- Developer: Games by Apollo
- Publisher: Games by Apollo
- Designer: Ed Salvo
- Composer: Byron Parks
- Platform: Atari 2600
- Release: NA: June 1982; PAL: c. January 1983;
- Genre: Sports (Racquetball)
- Modes: Single-player, multiplayer

= Racquetball (video game) =

1982 video game

Racquetball is 1982 sports video game created by Ed Salvo for the Atari 2600 as a simulation of the sport of racquetball. It was published by Games by Apollo with music composed by sound engineer Byron Parks. One or two players complete to keep a ball in play inside an indoor court where the ball is free to move in three dimension and bounce off walls and ceilings. The ball casts shadows which are used to help players understand the game's three dimensional perspective. Contemporary critics were highly critical of the game, considering it to be too difficult to complete volleys and finding the perspective and shadows to be confusing and disorientating.

== Gameplay ==
Each game begins with a brief animation of two players entering the court and shaking hands before engaging in a game of racquetball. Players can move both left and right and up and down the court to attempt to hit the ball. The action button is used to serve the ball but only body contact is necessary to keep a volley going. The ball moves around in three-dimensional space and will bounce off of the walls and ceiling of the court. Shadows appear on the walls, ceilings and floors that help players orient the exact position of the ball in 3D space. Players can face off both against either and against a computer opponent.

== Development ==
Racquetball was developed for Games by Apollo by Ed Salvo, who had previously developed Skeet Shoot and Spacechase. Salvo became Apollo's first developer after following up on a newspaper ad placed in a local paper. According to Salvo, the idea for Racquetball came from Pat Roper, Apollo's CEO, and the game was completed in about four weeks. The opening music and sound effects for the game where created by sound engineer Byron Parks.

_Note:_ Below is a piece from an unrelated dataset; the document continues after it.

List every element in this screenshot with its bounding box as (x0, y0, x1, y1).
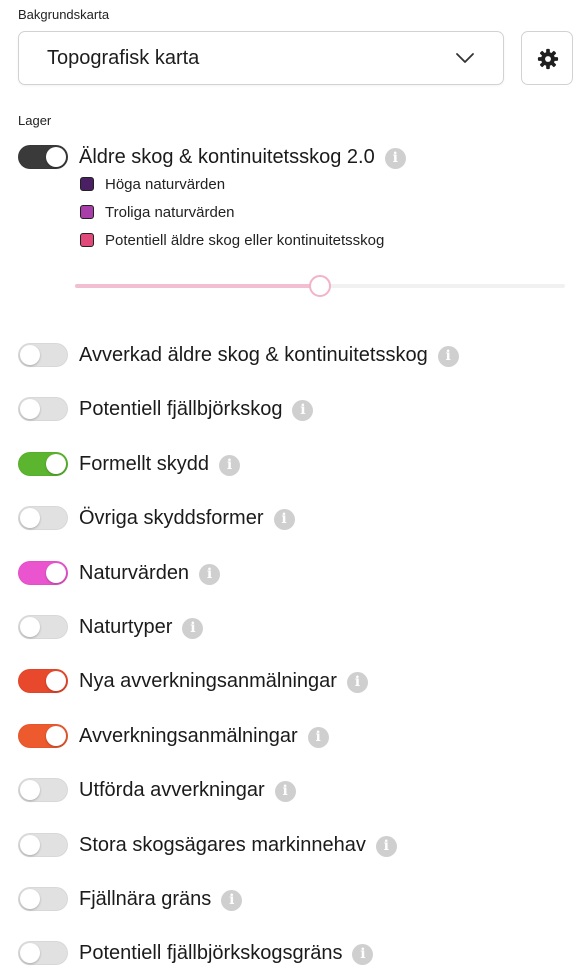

Fellow Apollo programmer Ernie Runyan recalls Salvo putting a lot of time into Racquetball figuring out the possible trajectories for the ball. In retropect, Salvo said he regrets putting so many shadows in the game.

== Reception ==
British magazine TV Gamer considered Racquetball to be "a lot of fun to play" though not entirely faithful to the sport. The Video Game Update complimented the graphics and found the animation at the start of each game to be "cute" though annoying after enough playthroughs. They called the play action "fast" but "a bit confusing", and considered it to be a better experience with two players as the computer opponent "has a nasty habit of putting the ball in the most unreachable corners."

Videogaming Illustrated considered Racquetball to be an "ambitious cartridge" but ultimately dragged down by the unrealistic ball physics and an inability to understand the balls location relative to the player. They did not recommend it and considered previous Apollo games to be better alternatives. Perry Greenberg writing for Video Games called it "a mess" and the court something "out of a high school geometry textbook." He considered it impossible to tell where the ball was, which player was which, or whose turn it was. JoyStik: How to Win at Home Video Games claimed "the problem with Apollo's 'three-dimensional Racquetball is that it isn't completely 3-D." For them, the perspective and the shadow ball on the court made it too difficult to hit the ball. Head editor of The Logical Gamer, Alan R. Bechtold, said "whatever possessed the designer of the game to employ a white shadow that the player must follow is beyond me." Bechtold's co-reviewer Mike Wilson agreed, saying the game would be simple to play "if you weren't forced to play the game in what looks like a hall of mirrors with those all-important shadows on the walls, ceiling, and floor."